Figures released from HMRC suggest that a record amount of English and Welsh wine was released from under bond last year (see page 11), but how can producers and the trade ensure that these sales continue to be buoyant in the long run, and how can we ensure awareness of the sector is increased among the wine drinking general public? This month Vineyard looks at the following steps:
Attending the Vineyards of Hampshire tasting back in February, it was enlightening to see a group of producers on each other’s door steps working tirelessly together to promote the overall benefits of the region’s wines to the trade, before highlighting their estate’s own unique character. This month also witnessed the launch of Sussex Wineries, (see page 12) and there are plenty of other collaborative groups cropping up in areas such as Kent, and the Surrey Hills. Welsh producers are now working with a consultant who will co-ordinate the nation’s marketing activities. Making friends with neighbours, working together, sharing knowledge and pooling resources, can be a lucrative way to achieve more in terms of awareness with the general public. If we want more people drinking English and Welsh wine that is the way forward.
What makes you different?
Vineyards across Great Britain have a unique story to share and knowing what makes you different can help to engage customers. It gives the trade something exciting to talk about too. Looking beyond the ‘romantic’ stories of how the vineyard started, this month’s editor’s visit to Albury Organic Vineyard, (see page 18) looks at how tapping into a seemingly crazy concept of biodynamic vineyard management in the UK has enabled the estate to not only increase and protect biodiversity, but being able to sell into a niche organics markets has helped them stand out from the crowd.
After the Wines of Great Britain trade tasting in April, the next big industry event that producers and the trade should be preparing for is the English Wine Week and Welsh Wine Week campaigns. These campaigns have in the past provided excellent platforms to increase public awareness and impact on sales. Turn to page 26 for tips and ideas on how to participate.

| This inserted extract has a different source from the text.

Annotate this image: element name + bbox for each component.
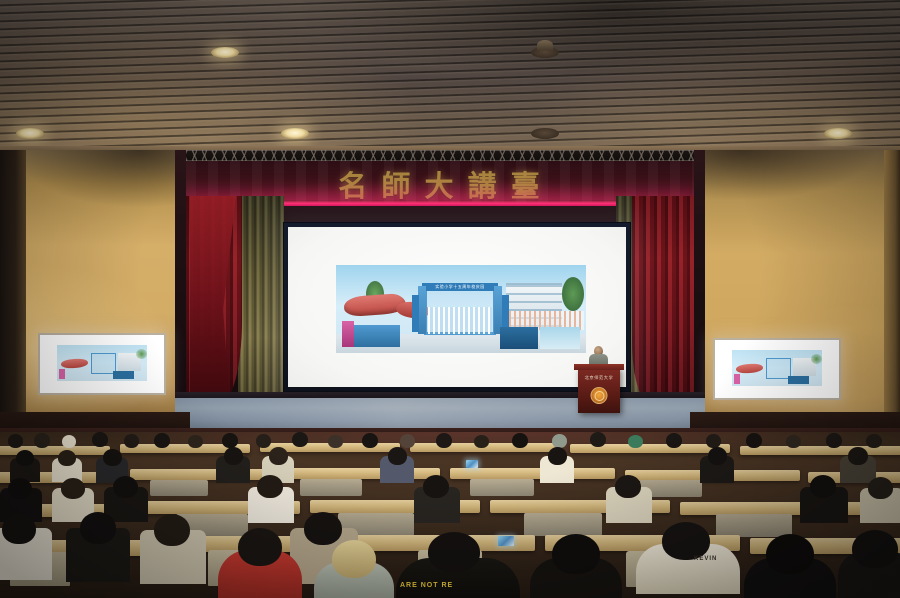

For producers who have already become well established in the UK and whose throughput is large enough to make it worthwhile, starting to look at exporting can help to feed the global curiosity and demand for English and Welsh wines. Starting this process early may also help in the long run as the domestic market becomes increasingly saturated. On page 42, Vineyard speaks to Red Johnson from the British Bottling Company about what the key things producers should consider before leaping into global markets.